The report comes amid a sea change in the Bitcoin mining industry. Following the collapse in mining profitability after the 2024 halving, many operators began repurposing their power infrastructure to support AI workloads, betting that tech companies would pay much more for electricity and data center capacity than Bitcoin miners.
Core Scientific (CORZ) has signed a multibillion-dollar hosting deal with AI startup CoreWeave, helping transform the company from a Bitcoin miner to an AI infrastructure provider. TeraWulf (WULF), Hut 8 (HUT), Iren (IREN), and Cipher Mining (CIFR) have all announced plans to lease power and data center capacity to AI and high-performance computing clients, while Marathon Digital (MARA), Riot Platforms (RIOT), and CleanSpark (CLSK) are pursuing hybrid strategies that maintain bitcoin mining operations while exploring AI opportunities.

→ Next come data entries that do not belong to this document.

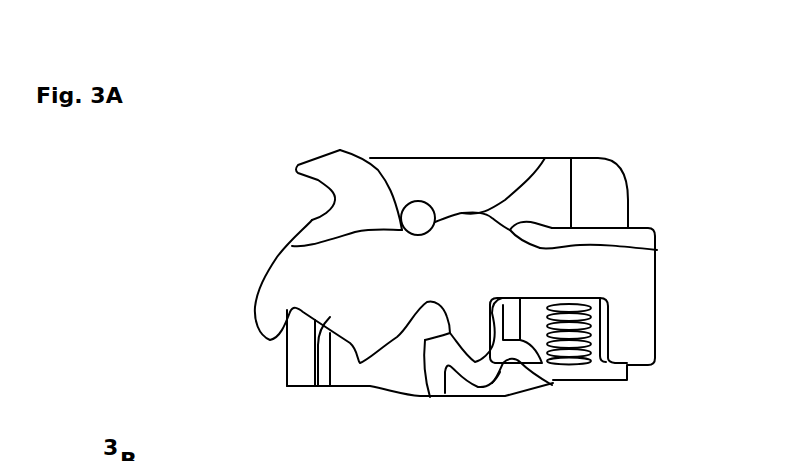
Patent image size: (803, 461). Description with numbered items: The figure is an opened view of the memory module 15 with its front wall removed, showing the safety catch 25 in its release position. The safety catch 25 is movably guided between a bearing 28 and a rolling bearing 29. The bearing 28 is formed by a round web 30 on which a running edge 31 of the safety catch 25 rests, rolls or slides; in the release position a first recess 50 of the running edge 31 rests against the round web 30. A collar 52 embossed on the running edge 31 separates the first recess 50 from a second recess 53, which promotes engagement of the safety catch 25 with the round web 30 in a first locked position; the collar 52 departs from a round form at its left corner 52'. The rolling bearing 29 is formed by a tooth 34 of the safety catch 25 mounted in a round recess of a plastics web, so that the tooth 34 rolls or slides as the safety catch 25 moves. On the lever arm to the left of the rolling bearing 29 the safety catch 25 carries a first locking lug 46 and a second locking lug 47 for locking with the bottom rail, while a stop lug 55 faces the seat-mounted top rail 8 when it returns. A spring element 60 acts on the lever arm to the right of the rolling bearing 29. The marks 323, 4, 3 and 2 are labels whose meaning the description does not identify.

The memory module 15 is at (660, 112).
The second recess 53 is at (657, 250).
The stop lug 55 is at (325, 167).
The first recess 50 is at (292, 246).
The round web 30 is at (417, 222).
The guide surface 323 is at (403, 182).
The running edge 31 is at (405, 172).
The bearing 28 is at (465, 185).
The left corner 52' is at (505, 135).
The collar 52 is at (544, 146).
The safety catch 25 is at (293, 271).
The first locking lug 46 is at (265, 309).
The top rail 8 is at (315, 386).
The base plate 4 is at (419, 420).
The second locking lug 47 is at (372, 385).
The tooth 34 is at (432, 398).
The rolling bearing 29 is at (470, 375).
The carrier 3 is at (500, 378).
The spring pocket 2 is at (558, 379).
The spring element 60 is at (578, 365).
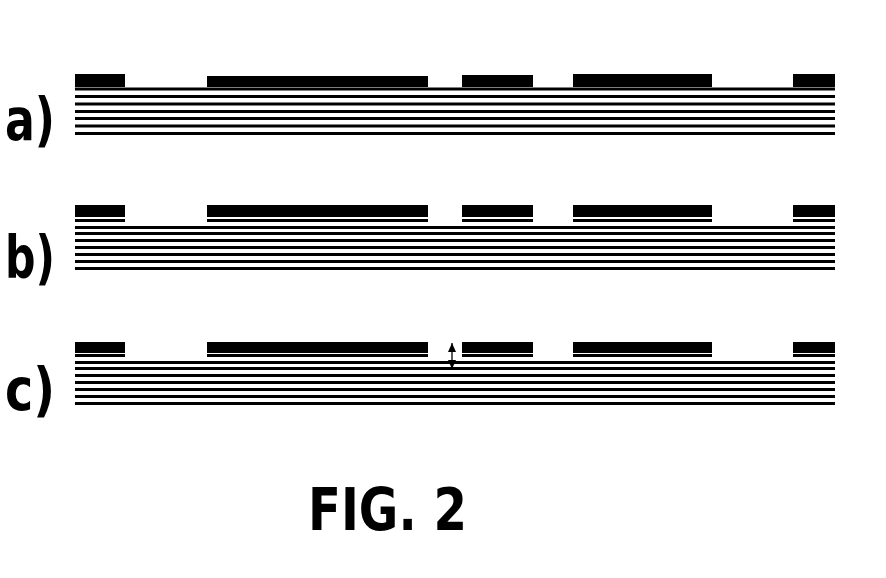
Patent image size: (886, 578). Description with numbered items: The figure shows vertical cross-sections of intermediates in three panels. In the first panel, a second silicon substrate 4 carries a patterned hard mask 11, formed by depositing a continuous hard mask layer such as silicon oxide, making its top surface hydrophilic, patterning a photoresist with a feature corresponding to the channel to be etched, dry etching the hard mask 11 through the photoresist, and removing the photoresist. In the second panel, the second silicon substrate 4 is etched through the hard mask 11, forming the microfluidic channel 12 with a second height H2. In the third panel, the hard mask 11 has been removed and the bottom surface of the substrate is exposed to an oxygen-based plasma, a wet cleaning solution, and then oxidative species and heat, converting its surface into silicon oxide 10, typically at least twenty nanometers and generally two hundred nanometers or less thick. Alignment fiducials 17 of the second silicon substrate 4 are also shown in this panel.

The second silicon substrate 4 is at (813, 136).
The hard mask 11 is at (385, 77).
The microfluidic channel 12 is at (438, 212).
The silicon oxide 10 is at (242, 342).
The alignment fiducials 17 is at (432, 366).
The second height H2 is at (452, 341).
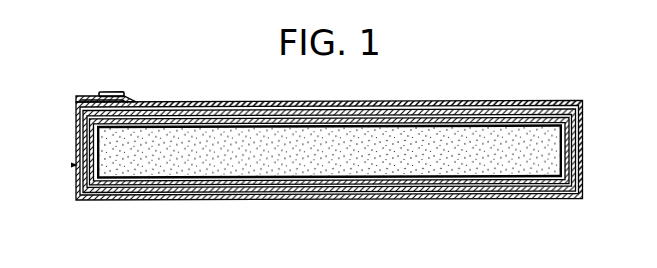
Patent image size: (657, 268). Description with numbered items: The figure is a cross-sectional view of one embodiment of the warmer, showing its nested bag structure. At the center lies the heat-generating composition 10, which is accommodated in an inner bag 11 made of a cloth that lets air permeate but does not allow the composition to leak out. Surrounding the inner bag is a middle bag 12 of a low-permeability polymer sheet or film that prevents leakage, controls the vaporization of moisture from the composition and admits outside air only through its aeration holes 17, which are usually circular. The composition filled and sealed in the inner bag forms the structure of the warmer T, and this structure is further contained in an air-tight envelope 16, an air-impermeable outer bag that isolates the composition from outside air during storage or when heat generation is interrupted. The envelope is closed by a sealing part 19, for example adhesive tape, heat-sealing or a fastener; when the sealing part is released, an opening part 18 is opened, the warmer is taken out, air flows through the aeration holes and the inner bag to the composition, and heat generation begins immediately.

The heat-generating composition 10 is at (518, 163).
The inner bag 11 is at (565, 164).
The middle bag 12 is at (580, 133).
The air-tight envelope 16 is at (552, 100).
The aeration holes 17 is at (495, 110).
The opening part 18 is at (75, 121).
The sealing part 19 is at (116, 92).
The warmer T is at (73, 165).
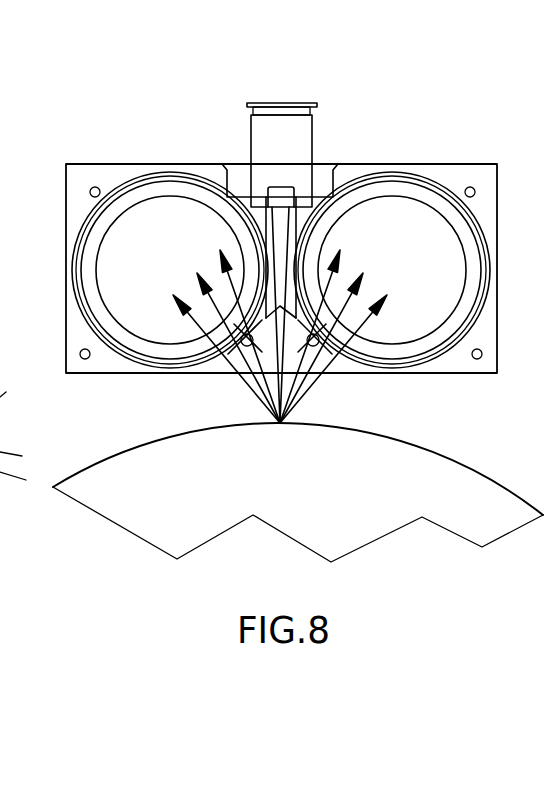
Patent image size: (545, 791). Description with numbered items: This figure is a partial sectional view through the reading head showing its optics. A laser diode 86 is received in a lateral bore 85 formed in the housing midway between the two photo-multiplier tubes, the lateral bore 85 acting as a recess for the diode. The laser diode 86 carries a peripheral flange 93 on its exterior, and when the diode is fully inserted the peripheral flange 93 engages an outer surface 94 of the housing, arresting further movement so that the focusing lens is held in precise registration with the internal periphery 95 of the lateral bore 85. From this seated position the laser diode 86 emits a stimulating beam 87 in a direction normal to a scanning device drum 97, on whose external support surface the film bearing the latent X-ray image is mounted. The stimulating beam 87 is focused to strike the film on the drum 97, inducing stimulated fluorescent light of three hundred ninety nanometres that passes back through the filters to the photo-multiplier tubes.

The lateral bore 85 is at (323, 178).
The laser diode 86 is at (252, 133).
The stimulating beam 87 is at (288, 357).
The peripheral flange 93 is at (318, 108).
The outer surface 94 is at (463, 164).
The internal periphery 95 is at (281, 190).
The scanning device drum 97 is at (448, 500).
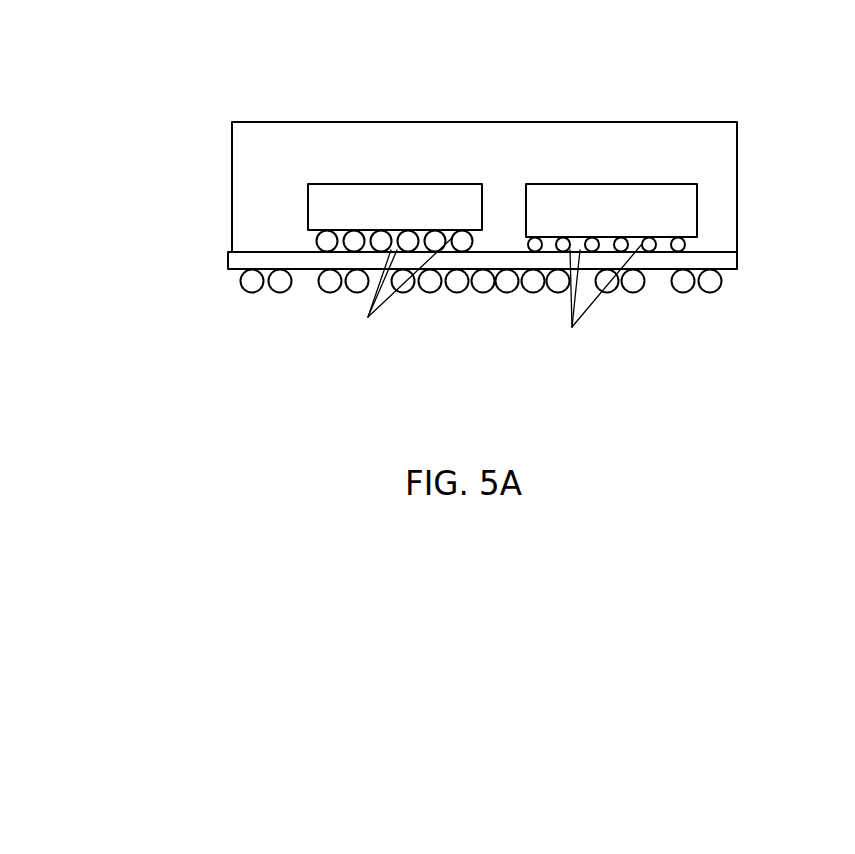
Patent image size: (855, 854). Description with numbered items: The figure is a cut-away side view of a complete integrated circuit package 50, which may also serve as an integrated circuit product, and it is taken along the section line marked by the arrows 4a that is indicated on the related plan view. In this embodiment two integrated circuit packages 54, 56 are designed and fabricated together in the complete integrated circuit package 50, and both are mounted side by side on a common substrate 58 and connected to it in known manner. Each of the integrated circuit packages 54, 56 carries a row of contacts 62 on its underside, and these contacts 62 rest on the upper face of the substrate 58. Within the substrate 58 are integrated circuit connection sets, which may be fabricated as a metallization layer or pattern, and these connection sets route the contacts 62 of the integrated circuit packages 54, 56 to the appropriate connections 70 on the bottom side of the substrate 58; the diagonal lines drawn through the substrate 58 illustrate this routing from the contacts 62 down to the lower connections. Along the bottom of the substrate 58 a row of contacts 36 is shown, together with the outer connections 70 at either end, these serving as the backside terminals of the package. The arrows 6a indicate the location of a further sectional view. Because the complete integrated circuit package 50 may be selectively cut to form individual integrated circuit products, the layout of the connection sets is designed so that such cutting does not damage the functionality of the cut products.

The complete integrated circuit package 50 is at (484, 142).
The integrated circuit package 54 is at (618, 184).
The integrated circuit package 56 is at (402, 184).
The substrate 58 is at (307, 266).
The contacts 62 is at (498, 296).
The contacts 36 is at (533, 292).
The connections 70 is at (273, 291).
The section view indicator 4a is at (486, 275).
The section view indicator 6a is at (484, 304).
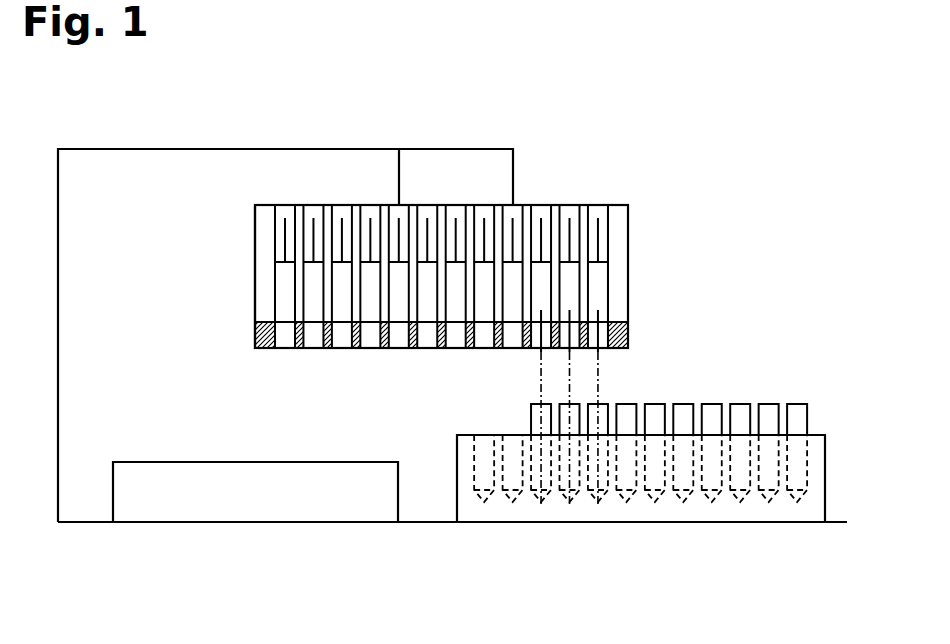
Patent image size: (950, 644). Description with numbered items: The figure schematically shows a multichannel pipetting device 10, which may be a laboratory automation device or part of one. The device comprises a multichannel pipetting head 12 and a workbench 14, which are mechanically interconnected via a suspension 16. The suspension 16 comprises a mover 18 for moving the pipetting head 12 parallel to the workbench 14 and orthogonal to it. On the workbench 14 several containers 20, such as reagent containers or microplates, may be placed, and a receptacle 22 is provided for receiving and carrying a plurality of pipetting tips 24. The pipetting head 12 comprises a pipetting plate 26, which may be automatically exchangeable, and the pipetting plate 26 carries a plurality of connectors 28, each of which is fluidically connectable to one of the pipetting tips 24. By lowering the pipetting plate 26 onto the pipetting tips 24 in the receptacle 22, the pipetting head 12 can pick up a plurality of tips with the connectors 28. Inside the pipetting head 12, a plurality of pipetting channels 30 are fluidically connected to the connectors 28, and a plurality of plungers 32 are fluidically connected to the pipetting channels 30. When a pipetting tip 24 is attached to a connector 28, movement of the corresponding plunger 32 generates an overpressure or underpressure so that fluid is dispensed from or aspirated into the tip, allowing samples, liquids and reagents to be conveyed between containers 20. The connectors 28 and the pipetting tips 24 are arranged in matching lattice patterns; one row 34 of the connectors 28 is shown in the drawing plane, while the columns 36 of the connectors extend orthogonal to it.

The multichannel pipetting device 10 is at (660, 88).
The multichannel pipetting head 12 is at (628, 263).
The workbench 14 is at (424, 522).
The suspension 16 is at (215, 148).
The mover 18 is at (455, 148).
The container 20 is at (232, 500).
The receptacle 22 is at (615, 504).
The pipetting tip 24 is at (769, 410).
The pipetting plate 26 is at (665, 333).
The connector 28 is at (313, 349).
The pipetting channel 30 is at (342, 294).
The plunger 32 is at (342, 244).
The row 34 is at (222, 331).
The column 36 is at (278, 375).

While bitcoin (down about 24% since January), along with other big public crypto names, have lost significant value so far this year as crypto prices continue to fall as investors turn to AI, bitcoin miners have seen largely green candles across the sector. RIOT is up nearly 94% year to date, while CIFR is 62% higher. Others show similar gains over the same period.
This new narrative has helped drive some of the biggest stock moves in the crypto sector over the past year, and investors have rewarded many of these companies with valuations that increasingly reflect their AI potential rather than their mining operations.